Density has weighed down Indonesian capital of Jakarta so much that the government is shifting it to the island of Borneo. President Joko Widodo announced the decision on Twitter two days ago.
Jakarta is home to 10 million people and nearly three times that number live in the surrounding towns. The city has crumbled under the weight of so many people. Congestion has turned it into a city of traffic jams. According to the country’s Planning Minister Bambang Brodjonegoro, the annual economic loss due to traffic congestion in Jakarta is nearly 100 trillion rupiah ($10 billion).
But there is a bigger problem: Jakarta is sinking fast. The city is sinking by up to 15 cm a year and almost half the city now sits below sea level.

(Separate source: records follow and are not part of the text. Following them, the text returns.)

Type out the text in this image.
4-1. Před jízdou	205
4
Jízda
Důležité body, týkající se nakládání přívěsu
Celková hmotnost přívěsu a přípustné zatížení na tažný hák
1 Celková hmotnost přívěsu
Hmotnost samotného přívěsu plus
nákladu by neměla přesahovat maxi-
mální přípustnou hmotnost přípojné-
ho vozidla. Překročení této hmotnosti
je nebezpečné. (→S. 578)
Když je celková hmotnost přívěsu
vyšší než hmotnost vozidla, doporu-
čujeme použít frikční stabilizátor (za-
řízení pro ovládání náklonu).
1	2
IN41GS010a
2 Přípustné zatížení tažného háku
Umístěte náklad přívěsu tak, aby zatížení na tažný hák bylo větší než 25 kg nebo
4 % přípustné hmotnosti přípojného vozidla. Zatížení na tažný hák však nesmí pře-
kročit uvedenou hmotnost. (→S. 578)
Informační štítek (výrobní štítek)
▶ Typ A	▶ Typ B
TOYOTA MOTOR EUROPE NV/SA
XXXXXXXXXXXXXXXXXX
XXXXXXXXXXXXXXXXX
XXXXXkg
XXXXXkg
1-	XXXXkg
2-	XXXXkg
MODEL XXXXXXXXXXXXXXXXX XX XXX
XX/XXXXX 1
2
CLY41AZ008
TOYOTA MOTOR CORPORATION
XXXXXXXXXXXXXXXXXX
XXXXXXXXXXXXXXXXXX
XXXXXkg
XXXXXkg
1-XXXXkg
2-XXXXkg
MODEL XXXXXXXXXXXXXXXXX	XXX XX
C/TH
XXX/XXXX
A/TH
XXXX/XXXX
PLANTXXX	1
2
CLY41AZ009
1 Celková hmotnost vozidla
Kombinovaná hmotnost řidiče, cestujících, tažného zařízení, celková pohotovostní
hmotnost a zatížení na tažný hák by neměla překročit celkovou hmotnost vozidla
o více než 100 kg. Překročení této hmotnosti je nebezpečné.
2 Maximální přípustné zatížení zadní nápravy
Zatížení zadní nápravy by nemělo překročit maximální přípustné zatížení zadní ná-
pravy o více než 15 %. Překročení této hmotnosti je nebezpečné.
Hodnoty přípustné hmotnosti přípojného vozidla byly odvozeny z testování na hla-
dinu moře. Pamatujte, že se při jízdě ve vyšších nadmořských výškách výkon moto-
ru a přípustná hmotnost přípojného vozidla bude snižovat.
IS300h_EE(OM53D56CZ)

According to Heri Andreas, who has studied Jakarta’s land subsidence for the past 20 years at the Bandung Institute of Technology, by 2050 about 95 per cent of North Jakarta will be submerged.
Rising sea levels due to global warming impact all coastal cities but Jakarta has its own reason too. It is over-extraction of ground water which leaves the earth hollow. Only 60 per cent of Jakarta has piped-water service. The rest of the city relies on groundwater.
Over-development has led to illegal extraction of water. Last year in May, officials inspected 80 buildings in Central Jakarta’s Jalan Thamrin, a road lined with skyscrapers, shopping malls and hotels, and found that 33 buildings were extracting water illegally.
A quick-fix remedy is building of a seawall around the city. Indonesia started considering the project a decade ago. President Widodo told AFP last month that he wanted to see speedy construction of the wall.
However, a seawall may not be the best solution if steps are not taken to stop groundwater extraction. If the rate of sea level rise accelerates due to runaway glacial melting, the wall may not be tall enough for long.